Your friend’s friend, introduced by him and calling on you, has a proved claim on your social offices. If you can not make a special entertainment for him, ask him to a family dinner, explaining that it is such, and make up in kindly welcome for the lack of lordly cheer. If it be a woman, invite her to luncheon with you and a friend or two, or to a drive, winding up with afternoon tea in some of the quietly elegant tea-rooms that seem to have been devised for the express use of people of generous impulses and slender purses. It is not the cost in coin of the realm that tells with the stranger, but the temper in which the tribute is offered.
ENTERTAINING THE STRANGER
“I do not ‘entertain’ in the sense in which the word is generally used,” wrote a distinguished woman to me once, hearing that I was to be in her neighborhood. “But I can not let you pass me by. Come on Thursday, and lunch with me, en tête-à-tête.”

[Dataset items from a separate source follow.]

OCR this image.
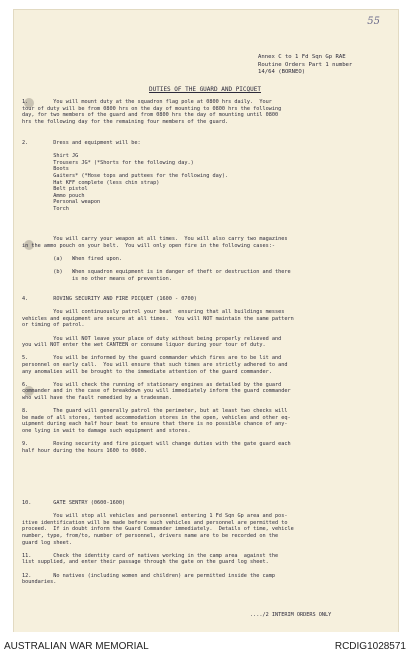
55
Annex C to 1 Fd Sqn Gp RAE
Routine Orders Part 1 number
14/64 (BORNEO)
DUTIES OF THE GUARD AND PICQUET
1.        You will mount duty at the squadron flag pole at 0800 hrs daily.  Your
tour of duty will be from 0800 hrs on the day of mounting to 0800 hrs the following
day, for two members of the guard and from 0800 hrs the day of mounting until 0800
hrs the following day for the remaining four members of the guard.
2.        Dress and equipment will be:

Shirt JG
Trousers JG* (*Shorts for the following day.)
Boots
Gaiters* (*Hose tops and puttees for the following day).
Hat KFF complete (less chin strap)
Belt pistol
Ammo pouch
Personal weapon
Torch
You will carry your weapon at all times.  You will also carry two magazines
in the ammo pouch on your belt.  You will only open fire in the following cases:-

(a)   When fired upon.

(b)   When squadron equipment is in danger of theft or destruction and there
is no other means of prevention.
4.        ROVING SECURITY AND FIRE PICQUET (1600 - 0700)

You will continuously patrol your beat  ensuring that all buildings messes
vehicles and equipment are secure at all times.  You will NOT maintain the same pattern
or timing of patrol.

You will NOT leave your place of duty without being properly relieved and
you will NOT enter the wet CANTEEN or consume liquor during your tour of duty.

5.        You will be informed by the guard commander which fires are to be lit and
personnel on early call.  You will ensure that such times are strictly adhered to and
any anomalies will be brought to the immediate attention of the guard commander.

6.        You will check the running of stationary engines as detailed by the guard
commander and in the case of breakdown you will immediately inform the guard commander
who will have the fault remedied by a tradesman.

8.        The guard will generally patrol the perimeter, but at least two checks will
be made of all stores, tented accommodation stores in the open, vehicles and other eq-
uipment during each half hour beat to ensure that there is no possible chance of any-
one lying in wait to damage such equipment and stores.

9.        Roving security and fire picquet will change duties with the gate guard each
half hour during the hours 1600 to 0600.
10.       GATE SENTRY (0600-1600)

You will stop all vehicles and personnel entering 1 Fd Sqn Gp area and pos-
itive identification will be made before such vehicles and personnel are permitted to
proceed.  If in doubt inform the Guard Commander immediately.  Details of time, vehicle
number, type, from/to, number of personnel, drivers name are to be recorded on the
guard log sheet.

11.       Check the identity card of natives working in the camp area  against the
list supplied, and enter their passage through the gate on the guard log sheet.

12.       No natives (including women and children) are permitted inside the camp
boundaries.
..../2 INTERIM ORDERS ONLY
AUSTRALIAN WAR MEMORIAL	RCDIG1028571
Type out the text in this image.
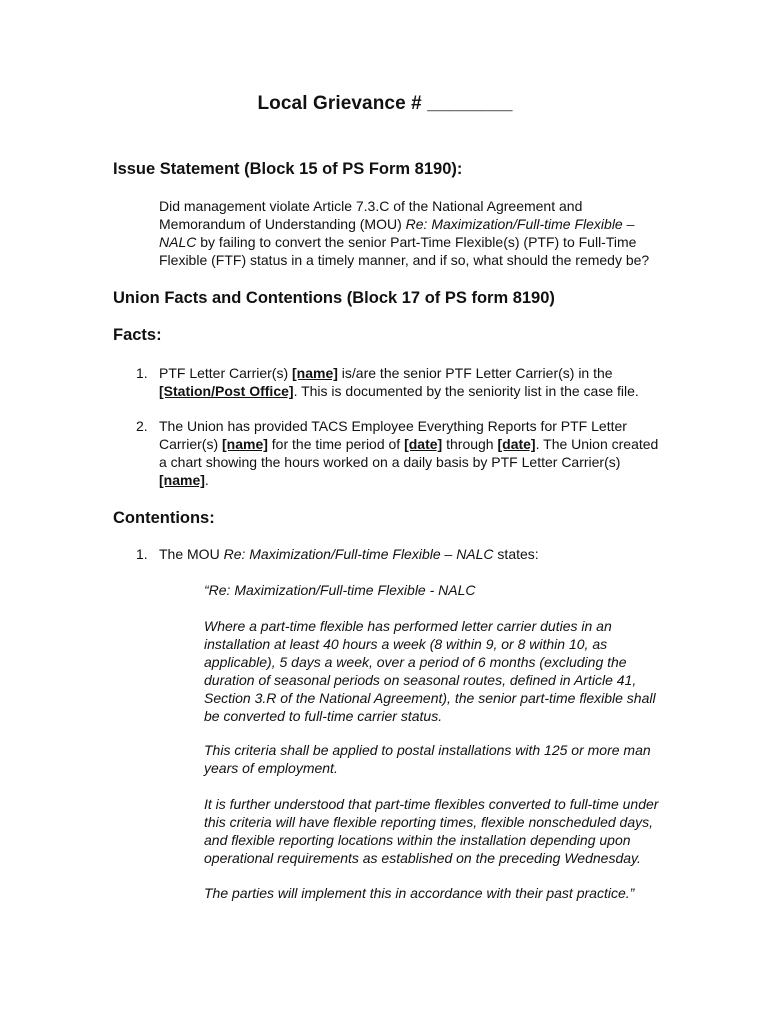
Local Grievance # ________
Issue Statement (Block 15 of PS Form 8190):
Did management violate Article 7.3.C of the National Agreement and
Memorandum of Understanding (MOU) Re: Maximization/Full-time Flexible –
NALC by failing to convert the senior Part-Time Flexible(s) (PTF) to Full-Time
Flexible (FTF) status in a timely manner, and if so, what should the remedy be?
Union Facts and Contentions (Block 17 of PS form 8190)
Facts:
1. PTF Letter Carrier(s) [name] is/are the senior PTF Letter Carrier(s) in the
[Station/Post Office]. This is documented by the seniority list in the case file.
2. The Union has provided TACS Employee Everything Reports for PTF Letter
Carrier(s) [name] for the time period of [date] through [date]. The Union created
a chart showing the hours worked on a daily basis by PTF Letter Carrier(s)
[name].
Contentions:
1. The MOU Re: Maximization/Full-time Flexible – NALC states:
“Re: Maximization/Full-time Flexible - NALC
Where a part-time flexible has performed letter carrier duties in an
installation at least 40 hours a week (8 within 9, or 8 within 10, as
applicable), 5 days a week, over a period of 6 months (excluding the
duration of seasonal periods on seasonal routes, defined in Article 41,
Section 3.R of the National Agreement), the senior part-time flexible shall
be converted to full-time carrier status.
This criteria shall be applied to postal installations with 125 or more man
years of employment.
It is further understood that part-time flexibles converted to full-time under
this criteria will have flexible reporting times, flexible nonscheduled days,
and flexible reporting locations within the installation depending upon
operational requirements as established on the preceding Wednesday.
The parties will implement this in accordance with their past practice.”
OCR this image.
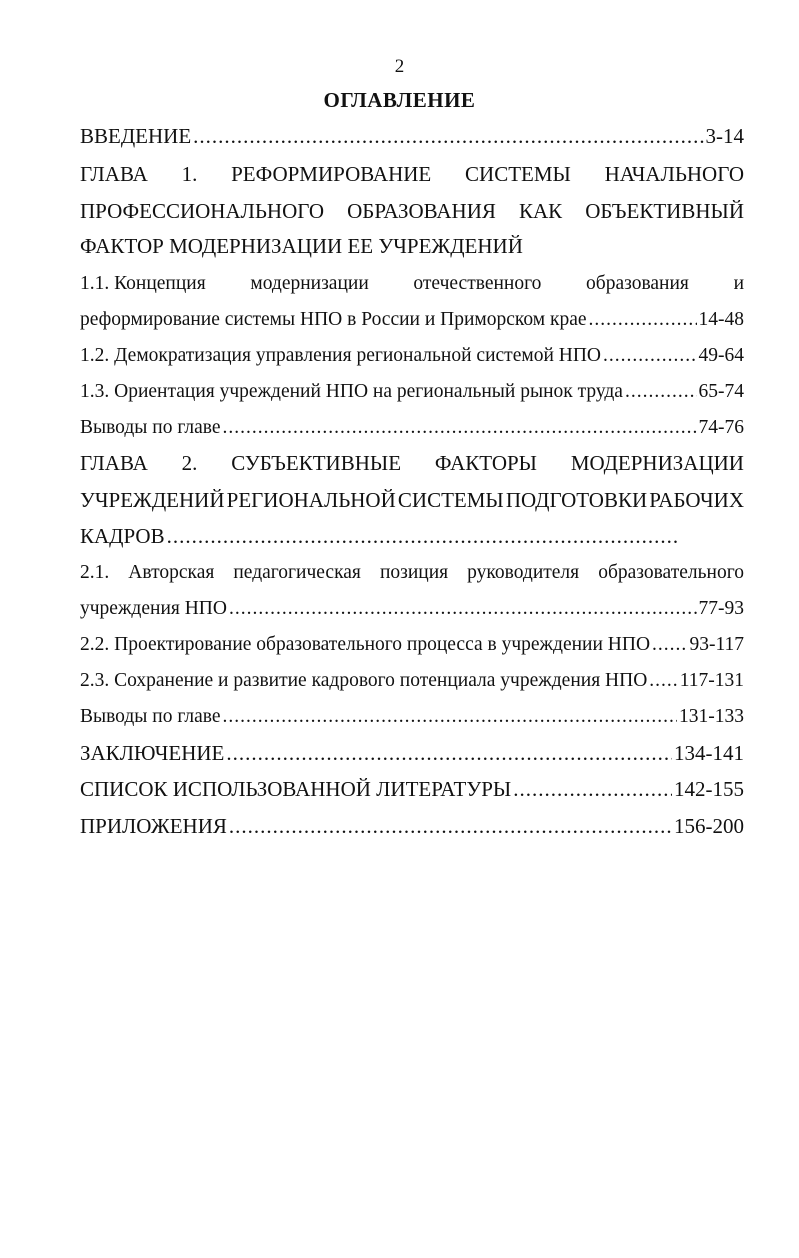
2
ОГЛАВЛЕНИЕ
ВВЕДЕНИЕ .....	3-14
ГЛАВА 1. РЕФОРМИРОВАНИЕ СИСТЕМЫ НАЧАЛЬНОГО
ПРОФЕССИОНАЛЬНОГО ОБРАЗОВАНИЯ КАК ОБЪЕКТИВНЫЙ
ФАКТОР МОДЕРНИЗАЦИИ ЕЕ УЧРЕЖДЕНИЙ
1.1. Концепция модернизации отечественного образования и
реформирование системы НПО в России и Приморском крае .....	14-48
1.2. Демократизация управления региональной системой НПО .....	49-64
1.3. Ориентация учреждений НПО на региональный рынок труда .....	65-74
Выводы по главе .....	74-76
ГЛАВА 2. СУБЪЕКТИВНЫЕ ФАКТОРЫ МОДЕРНИЗАЦИИ
УЧРЕЖДЕНИЙ РЕГИОНАЛЬНОЙ СИСТЕМЫ ПОДГОТОВКИ РАБОЧИХ
КАДРОВ
.....
2.1. Авторская педагогическая позиция руководителя образовательного
учреждения НПО .....	77-93
2.2. Проектирование образовательного процесса в учреждении НПО ..... 93-117
2.3. Сохранение и развитие кадрового потенциала учреждения НПО ..... 117-131
Выводы по главе .....	131-133
ЗАКЛЮЧЕНИЕ .....	134-141
СПИСОК ИСПОЛЬЗОВАННОЙ ЛИТЕРАТУРЫ .....	142-155
ПРИЛОЖЕНИЯ .....	156-200
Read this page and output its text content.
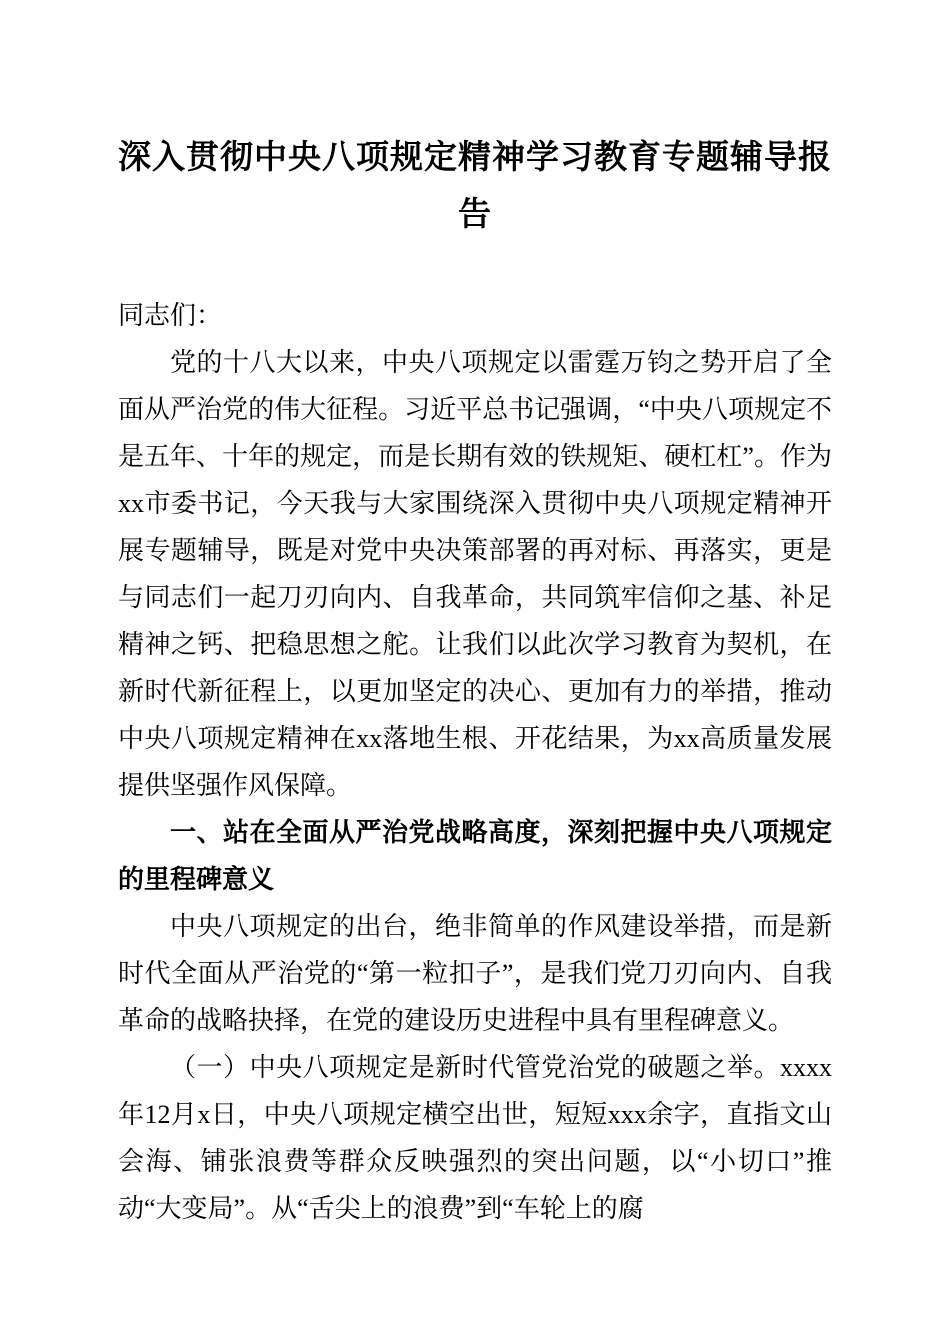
深入贯彻中央八项规定精神学习教育专题辅导报告

同志们：

党的十八大以来，中央八项规定以雷霆万钧之势开启了全面从严治党的伟大征程。习近平总书记强调，“中央八项规定不是五年、十年的规定，而是长期有效的铁规矩、硬杠杠”。作为xx市委书记，今天我与大家围绕深入贯彻中央八项规定精神开展专题辅导，既是对党中央决策部署的再对标、再落实，更是与同志们一起刀刃向内、自我革命，共同筑牢信仰之基、补足精神之钙、把稳思想之舵。让我们以此次学习教育为契机，在新时代新征程上，以更加坚定的决心、更加有力的举措，推动中央八项规定精神在xx落地生根、开花结果，为xx高质量发展提供坚强作风保障。

一、站在全面从严治党战略高度，深刻把握中央八项规定的里程碑意义

中央八项规定的出台，绝非简单的作风建设举措，而是新时代全面从严治党的“第一粒扣子”，是我们党刀刃向内、自我革命的战略抉择，在党的建设历史进程中具有里程碑意义。

（一）中央八项规定是新时代管党治党的破题之举。xxxx年12月x日，中央八项规定横空出世，短短xxx余字，直指文山会海、铺张浪费等群众反映强烈的突出问题，以“小切口”推动“大变局”。从“舌尖上的浪费”到“车轮上的腐
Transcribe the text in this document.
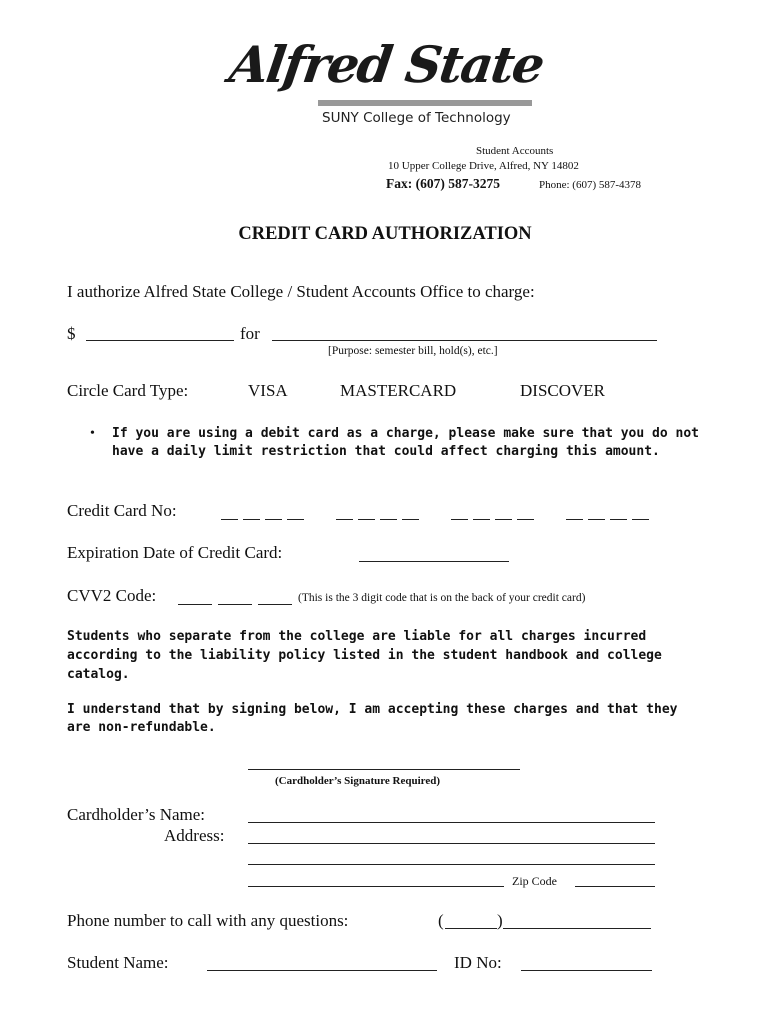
Alfred State
SUNY College of Technology
Student Accounts
10 Upper College Drive, Alfred, NY 14802
Fax: (607) 587-3275	Phone: (607) 587-4378
CREDIT CARD AUTHORIZATION
I authorize Alfred State College / Student Accounts Office to charge:
$	for
[Purpose: semester bill, hold(s), etc.]
Circle Card Type:	VISA	MASTERCARD	DISCOVER
• If you are using a debit card as a charge, please make sure that you do not
have a daily limit restriction that could affect charging this amount.
Credit Card No:
Expiration Date of Credit Card:
CVV2 Code:	(This is the 3 digit code that is on the back of your credit card)
Students who separate from the college are liable for all charges incurred
according to the liability policy listed in the student handbook and college
catalog.
I understand that by signing below, I am accepting these charges and that they
are non-refundable.
(Cardholder’s Signature Required)
Cardholder’s Name:
Address:
Zip Code
Phone number to call with any questions:	(	)
Student Name:	ID No:
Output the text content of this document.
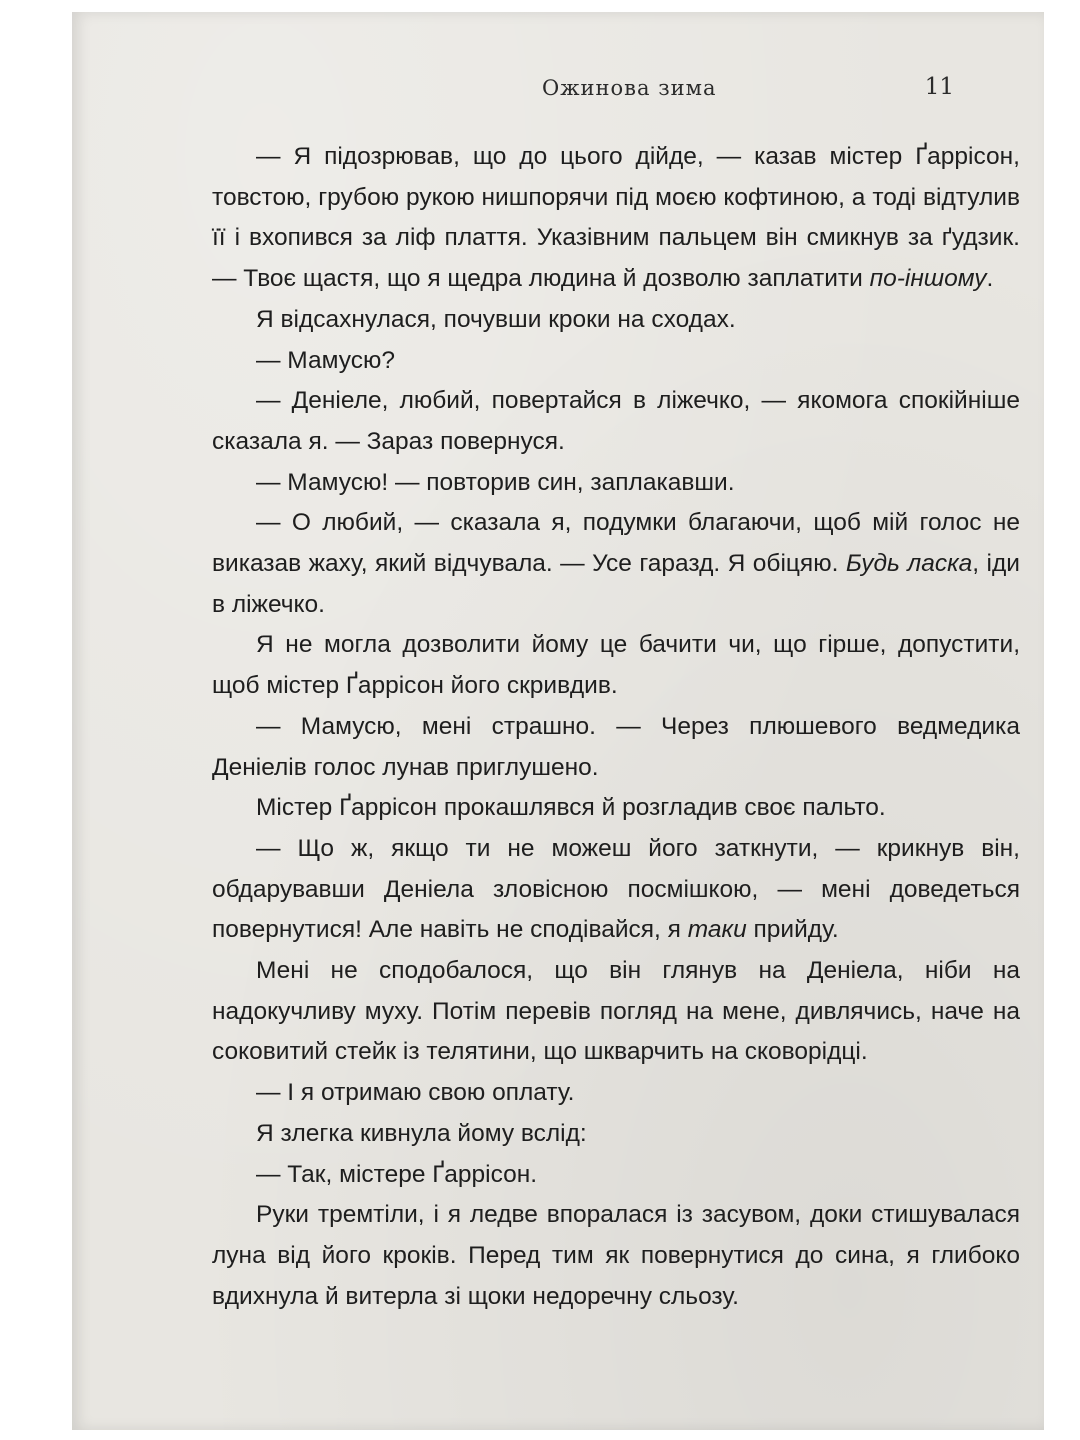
Ожинова зима	11

— Я підозрював, що до цього дійде, — казав містер Ґаррісон, товстою, грубою рукою нишпорячи під моєю кофтиною, а тоді відтулив її і вхопився за ліф плаття. Указівним пальцем він смикнув за ґудзик. — Твоє щастя, що я щедра людина й дозволю заплатити по-іншому.

Я відсахнулася, почувши кроки на сходах.

— Мамусю?

— Деніеле, любий, повертайся в ліжечко, — якомога спокійніше сказала я. — Зараз повернуся.

— Мамусю! — повторив син, заплакавши.

— О любий, — сказала я, подумки благаючи, щоб мій голос не виказав жаху, який відчувала. — Усе гаразд. Я обіцяю. Будь ласка, іди в ліжечко.

Я не могла дозволити йому це бачити чи, що гірше, допустити, щоб містер Ґаррісон його скривдив.

— Мамусю, мені страшно. — Через плюшевого ведмедика Деніелів голос лунав приглушено.

Містер Ґаррісон прокашлявся й розгладив своє пальто.

— Що ж, якщо ти не можеш його заткнути, — крикнув він, обдарувавши Деніела зловісною посмішкою, — мені доведеться повернутися! Але навіть не сподівайся, я таки прийду.

Мені не сподобалося, що він глянув на Деніела, ніби на надокучливу муху. Потім перевів погляд на мене, дивлячись, наче на соковитий стейк із телятини, що шкварчить на сковорідці.

— І я отримаю свою оплату.

Я злегка кивнула йому вслід:

— Так, містере Ґаррісон.

Руки тремтіли, і я ледве впоралася із засувом, доки стишувалася луна від його кроків. Перед тим як повернутися до сина, я глибоко вдихнула й витерла зі щоки недоречну сльозу.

I accepted gladly, and the memory of that meal, elegant in simplicity, shared with one whom my soul delights to honor, is as an apple of gold set in a picture of silver.
The stranger, as such, has a Scriptural claim on you, when circumstances make him your neighbor. In thousands of homes since the day when Abraham ran from his tent-door to constrain the thirsting and hungering travelers to accept such rest and refreshment as he could offer them during the heat of the day, angels have been entertained unawares in the guise of strangerhood.